I need to walk. I walk and walk and end up at Silver Lake Park and when I turn around to take in my favorite view of the skyline, up high on the hill looking straight down Victory Boulevard, I half expect the towers to be there. I swear I can still see a faint outline of where they used to be, like when you take a picture down and there’s a shadow left behind on the wall. But there is just a cloud of gray smoke.
By the time I get to the park, it’s dusk. I walk around the reservoir. Stop to lay on the trunk of my favorite fallen cherry tree, watch the birds through the foliage and the gnarled branches. Walk some more. Sit on a bench. Watch some swallows skittering over the water, watch the young mallard ducks by the water’s edge–some grooming themselves or airing their wings; some gliding along sipping the insects off the water’s surface. I pick up a fallen apple and sniff it as I continue walking. It seems to me the sweetest smelling apple ever. Like perfume. By that time, the sun has almost set–and as I rest on bench, four perfectly synchronized geese fly across the orange sky.
I burst into tears.
After the horror of today, a day that seems to go on forever, Nature is the only thing that makes any sense. Each moment is so precious. There wasn’t a damn thing I could do this morning as I stood watching in horror and disbelief as the towers burned in the distance before my eyes. But I could go to the park and feel the bark of a tree against my back, and sniff apples and watch birds and revel in how good it is to be alive; of how good it was to finally get through to friends who work downtown, to hear the voices of my friends and family and know that they are safe. I know that there are people who may not be as fortunate.
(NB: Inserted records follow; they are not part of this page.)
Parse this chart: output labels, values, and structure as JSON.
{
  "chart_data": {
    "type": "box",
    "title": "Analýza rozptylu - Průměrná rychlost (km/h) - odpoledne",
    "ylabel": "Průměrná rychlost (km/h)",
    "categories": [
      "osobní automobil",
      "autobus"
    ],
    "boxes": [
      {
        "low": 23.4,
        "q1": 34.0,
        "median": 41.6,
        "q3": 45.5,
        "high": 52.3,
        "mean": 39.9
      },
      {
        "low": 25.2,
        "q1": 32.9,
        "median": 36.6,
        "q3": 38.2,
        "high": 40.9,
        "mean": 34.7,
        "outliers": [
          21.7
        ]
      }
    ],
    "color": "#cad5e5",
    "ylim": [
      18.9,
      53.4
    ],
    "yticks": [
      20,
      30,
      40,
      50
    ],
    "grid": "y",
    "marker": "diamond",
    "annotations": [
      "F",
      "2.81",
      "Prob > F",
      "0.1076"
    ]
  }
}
It’s around 10 pm now and I just heard from another friend who got home only a few minutes ago. He was sitting in a Starbucks on Chambers St. doing the NY Times Crossword puzzle and was stuck on a word when he felt the blast. His espresso spilled all over the table and a cop came in and told everyone they’d be better off staying there. Then the second blast came and all hell broke loose. He said he felt a rumble–but it was the rumble of a stampede of people running in the streets. He saw bodies falling from the building.
As my mind runs back to this morning–buying my morning coffee; rushing for the 9 o’clock ferry to my day job in lower Manhattan, I think: the arrogance of our routines! We take so much for granted. And I know that, chances are, in the coming days I will find out about people distantly connected to me who are gone. But tonight, I feel brimming with love for my own life and the people who are dear to me–and I know that I will never be the same.